With ml-insights we can get a bigger picture on how each feature impacts our predictions with all else held equal.
Our model is identifying quite a few “presence” features as important. The most important, OZFO, being “Offensive Zone Faceoffs”.
It seems the more offensive (OZFO) and neutral zone (NZFO) faceoffs you take, the more likely you’ll score. This makes a lot of sense. If you are closer to the enemy net, the more chances you have for scoring.
What is also interesting are the “pressure” features. You’d think getting pucks stolen from you would equate to scoring less, but it seems like both takeaways (TK) and giveaways (GV) results in more goals.

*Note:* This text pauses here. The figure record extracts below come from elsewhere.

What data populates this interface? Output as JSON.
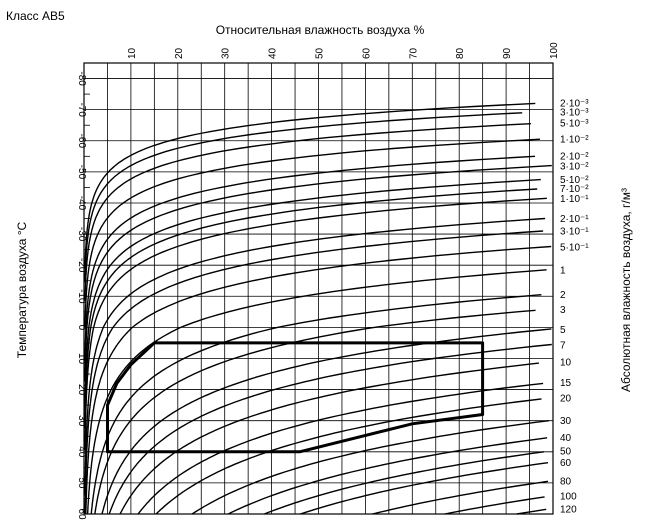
{
  "chart_data": {
    "type": "line",
    "class_label": "Класс AB5",
    "title": "Относительная влажность воздуха %",
    "xlabel": "Относительная влажность воздуха %",
    "ylabel_left": "Температура воздуха °C",
    "ylabel_right": "Абсолютная влажность воздуха, г/м³",
    "x_ticks": [
      "10",
      "20",
      "30",
      "40",
      "50",
      "60",
      "70",
      "80",
      "90",
      "100"
    ],
    "xlim": [
      0,
      100
    ],
    "y_ticks": [
      "-80",
      "-70",
      "-60",
      "-50",
      "-40",
      "-30",
      "-20",
      "-10",
      "0",
      "10",
      "20",
      "30",
      "40",
      "50",
      "60"
    ],
    "ylim": [
      -85,
      60
    ],
    "abs_humidity_labels": [
      "2·10⁻³",
      "3·10⁻³",
      "5·10⁻³",
      "1·10⁻²",
      "2·10⁻²",
      "3·10⁻²",
      "5·10⁻²",
      "7·10⁻²",
      "1·10⁻¹",
      "2·10⁻¹",
      "3·10⁻¹",
      "5·10⁻¹",
      "1",
      "2",
      "3",
      "5",
      "7",
      "10",
      "15",
      "20",
      "30",
      "40",
      "50",
      "60",
      "80",
      "100",
      "120"
    ],
    "abs_humidity_values": [
      0.002,
      0.003,
      0.005,
      0.01,
      0.02,
      0.03,
      0.05,
      0.07,
      0.1,
      0.2,
      0.3,
      0.5,
      1,
      2,
      3,
      5,
      7,
      10,
      15,
      20,
      30,
      40,
      50,
      60,
      80,
      100,
      120
    ],
    "grid": true,
    "series": [
      {
        "type": "envelope",
        "x": [
          5,
          5,
          7,
          10,
          15,
          85,
          85,
          70,
          46,
          5
        ],
        "y": [
          40,
          25,
          18,
          12,
          5,
          5,
          28,
          31,
          40,
          40
        ]
      }
    ]
  }
}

Don’t mind the drop off after 90 giveaways in the graph. I just don’t have any data points for a player giving away the puck that many times. What I think is happening with giveaways is that if you are giving away the puck you are most likely heavily pressuring the defense and they just happened to knock you off your attack sequence. The more you try to attack, the more scoring chances you have regardless of sometimes giving it away.
Wow. I did not expect the results to be so intuitive. I’m sure any coach could have told you these results, but this absolutely confirms the fundamentals of the game.
- Shoot more, score more
- Attack, attack, attack. If you are in the offensive zone, you have more chances.
- Pressure, pressure, pressure. If you are aggressive in stealing and pushing your plays regardless of what happens, you have more scoring chances.
This reminds me of the Todd McClellan days of the Sharks. Our whole game plan back then was to just attack hard and shoot often. It all makes sense now.